Behind the Headlines

MATLAB and Simulink behind today’s news and trends

Robot quickly teaches itself to walk using reinforcement learning 6

Posted by Lisa Harvey,

A team of researchers from the University of Southern California’s Valero Lab built a relatively simple robotic limb that accomplished something simply amazing: The 3-tendon, 2-joint robotic leg taught itself how to move. Yes, autonomous learning via trial and error.

The team was led by Professor Francisco Valero-Cuevas and doctoral student Ali Marjaninejad. Their research was featured on the cover of the March issue of Nature Machine Intelligence.

 

Valero Lab’s new robotic limb. Image Credit: USC.

The robotic limb is not programmed for a specific task. It learns autonomously first by modeling its own dynamic properties and then using a form of artificial intelligence (AI) known as reinforcement learning. Instead of weeks upon weeks of coding, the robotic leg is able to teach itself to move in just minutes.

Inspired by nature

Roboticists have long been inspired by nature, since, let’s face it, Mother Nature has spent a long time perfecting her designs. Today, we see robots that walk like spiders and underwater robots inspired by sea snakes.

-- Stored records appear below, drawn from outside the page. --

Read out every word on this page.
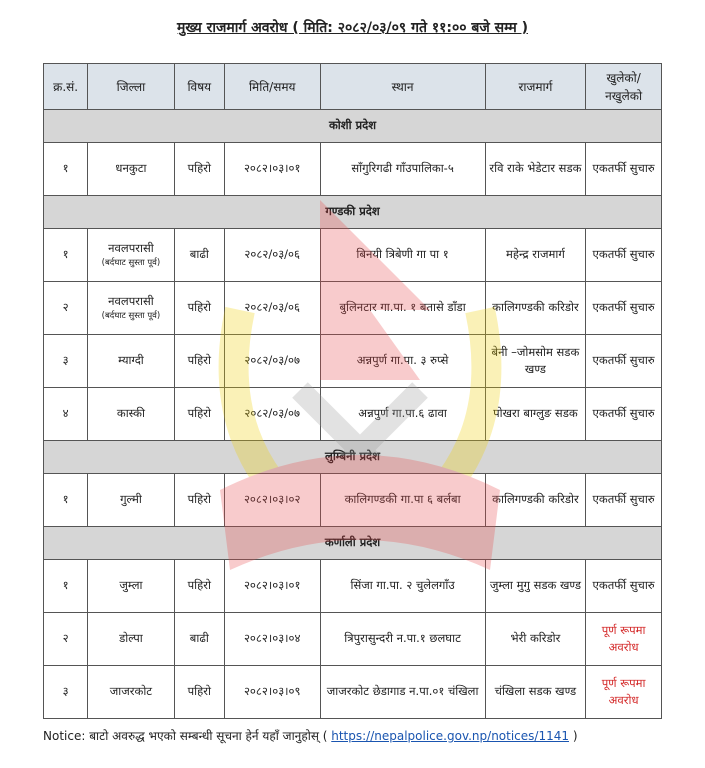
मुख्य राजमार्ग अवरोध ( मिति: २०८२/०३/०९ गते ११:०० बजे सम्म )
क्र.सं.	जिल्ला	विषय	मिति/समय	स्थान	राजमार्ग	खुलेको/ नखुलेको
कोशी प्रदेश						
१	धनकुटा	पहिरो	२०८२।०३।०१	साँगुरिगढी गाँउपालिका-५	रवि राके भेडेटार सडक	एकतर्फी सुचारु
गण्डकी प्रदेश						
१	नवलपरासी
(बर्दघाट सुस्ता पूर्व)	बाढी	२०८२/०३/०६	बिनयी त्रिबेणी गा पा १	महेन्द्र राजमार्ग	एकतर्फी सुचारु
२	नवलपरासी
(बर्दघाट सुस्ता पूर्व)	पहिरो	२०८२/०३/०६	बुलिनटार गा.पा. १ बतासे डाँडा	कालिगण्डकी करिडोर	एकतर्फी सुचारु
३	म्याग्दी	पहिरो	२०८२/०३/०७	अन्नपुर्ण गा.पा. ३ रुप्से	बेनी –जोमसोम सडक खण्ड	एकतर्फी सुचारु
४	कास्की	पहिरो	२०८२/०३/०७	अन्नपुर्ण गा.पा.६ ढावा	पोखरा बाग्लुङ सडक	एकतर्फी सुचारु
लुम्बिनी प्रदेश						
१	गुल्मी	पहिरो	२०८२।०३।०२	कालिगण्डकी गा.पा ६ बर्लबा	कालिगण्डकी करिडोर	एकतर्फी सुचारु
कर्णाली प्रदेश						
१	जुम्ला	पहिरो	२०८२।०३।०१	सिंजा गा.पा. २ चुलेलगाँउ	जुम्ला मुगु सडक खण्ड	एकतर्फी सुचारु
२	डोल्पा	बाढी	२०८२।०३।०४	त्रिपुरासुन्दरी न.पा.१ छलघाट	भेरी करिडोर	पूर्ण रूपमा अवरोध
३	जाजरकोट	पहिरो	२०८२।०३।०९	जाजरकोट छेडागाड न.पा.०१ चंखिला	चंखिला सडक खण्ड	पूर्ण रूपमा अवरोध
Notice: बाटो अवरुद्ध भएको सम्बन्धी सूचना हेर्न यहाँ जानुहोस् ( https://nepalpolice.gov.np/notices/1141 )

Bioinspiration also affects the way robots “think,” thanks to AI that mimics the way living organisms’ nervous systems process information. For example, artificial neural networks (ANNs) have been used to copy an insect’s brain structure to improve computer recognition of handwritten numbers.

For this project, the design took its cues from nature, both for the physical design of the leg and for the AI that helped the leg “learn” to walk. For the physical design, this robotic leg used a tendon architecture, much like the muscle and tendon structure that powers animals’ movements. The AI also took its inspiration from nature, using an ANN to help the robot learn how to control its movements. Reinforcement learning then utilized the understanding of the dynamics to accomplish the goal of walking on a treadmill.

Reinforcement learning and “motor babbling”

By combining motor babbling with reinforcement learning, the system attempts random motions and learns the properties of the system through the results of the motions. For this research, the team began by letting the system play at random, or motor babble, to learn the properties of the limb and its dynamics.

In an interview with PC Magazine, Marjaninejad stated, “We then give [the system] a reward every time it approaches good performance of a given task. In this case, moving the treadmill forward. This is called reinforcement learning as it is similar to the way animals respond to positive reinforcement.”

The resulting algorithm is called G2P, (general to particular). It replicates the “general” problem that biological nervous systems face when controlling limbs by learning from the movement that occurs when a tendon moves the limb. It is followed by reinforcement (rewarding) the behavior that is “particular” to the task. In this case, the task is successfully moving the treadmill.  The system creates a “general” understanding of its dynamics through motor babbling and then masters a desired “particular” task by learning from every experience, or G2P.

The results are impressive. The G2P algorithm can learn a new walking task by itself after only 5 minutes of unstructured play and then adapt to other tasks without any additional programming.

 

The G2P algorithm. Image Credit: Marjaninejad, et al.

 

The ANN uses the results from the motor babbling to create an inverse map between inputs (movement kinematics) and outputs (motor activations). The ANN updates the model based on each attempt made during the reinforcement learning phase to hone-in on the desired results. It remembers the best result each time, and if a new input creates a better result, it overwrites the model with the new settings.

Generating and training of ANNs was carried out using MATLAB and the Deep Learning Toolbox. The MATLAB code is available on the teams’ GitHub. The reinforcement learning algorithm was also written in MATLAB. A video of the robotic leg and the training results can be seen below.

 

 

 

 

6 CommentsOldest to Newest

HM replied on : 1 of 6
The idea of an algorithm updating itself to ‘learn’ is hard to fathom for someone unfamiliar with AI, but seeing it implemented in this model is very impressive and really drives home the message of the potential of AI.
Lisa Harvey replied on : 3 of 6
Hi David, You can download a free trial of the Reinforcement learning Toolbox from this page: https://www.mathworks.com/products/reinforcement-learning.html
Lisa Harvey replied on : 5 of 6
Figure 2 in the paper https://www.nature.com/articles/s42256-019-0029-0 describes the reward system. If you are interested in more detail, I recommend reaching out to the paper's authors. There's an email icon at the top of the paper.
Ali Marjaninejad replied on : 6 of 6
Dear RZD, thank you for your interest in our paper. The details on the reward mechanism is discussed on the paper at (https://www.nature.com/articles/s42256-019-0029-0) however, I would be more than happy to provide a summary of that for you here. Every time that the system performs an attempt, the amount it could move the treadmill is measured using a sensor (an encoder). This value (which we refer to as reward) then will be sent to the higher-level controller and compared with the previous rewards. The higher level-controller then will favor the behavior that yielded higher reward and will converge to those. I hope it could answer your question. Please let me know if you have any further questions and I will be more than happy to respond. Best.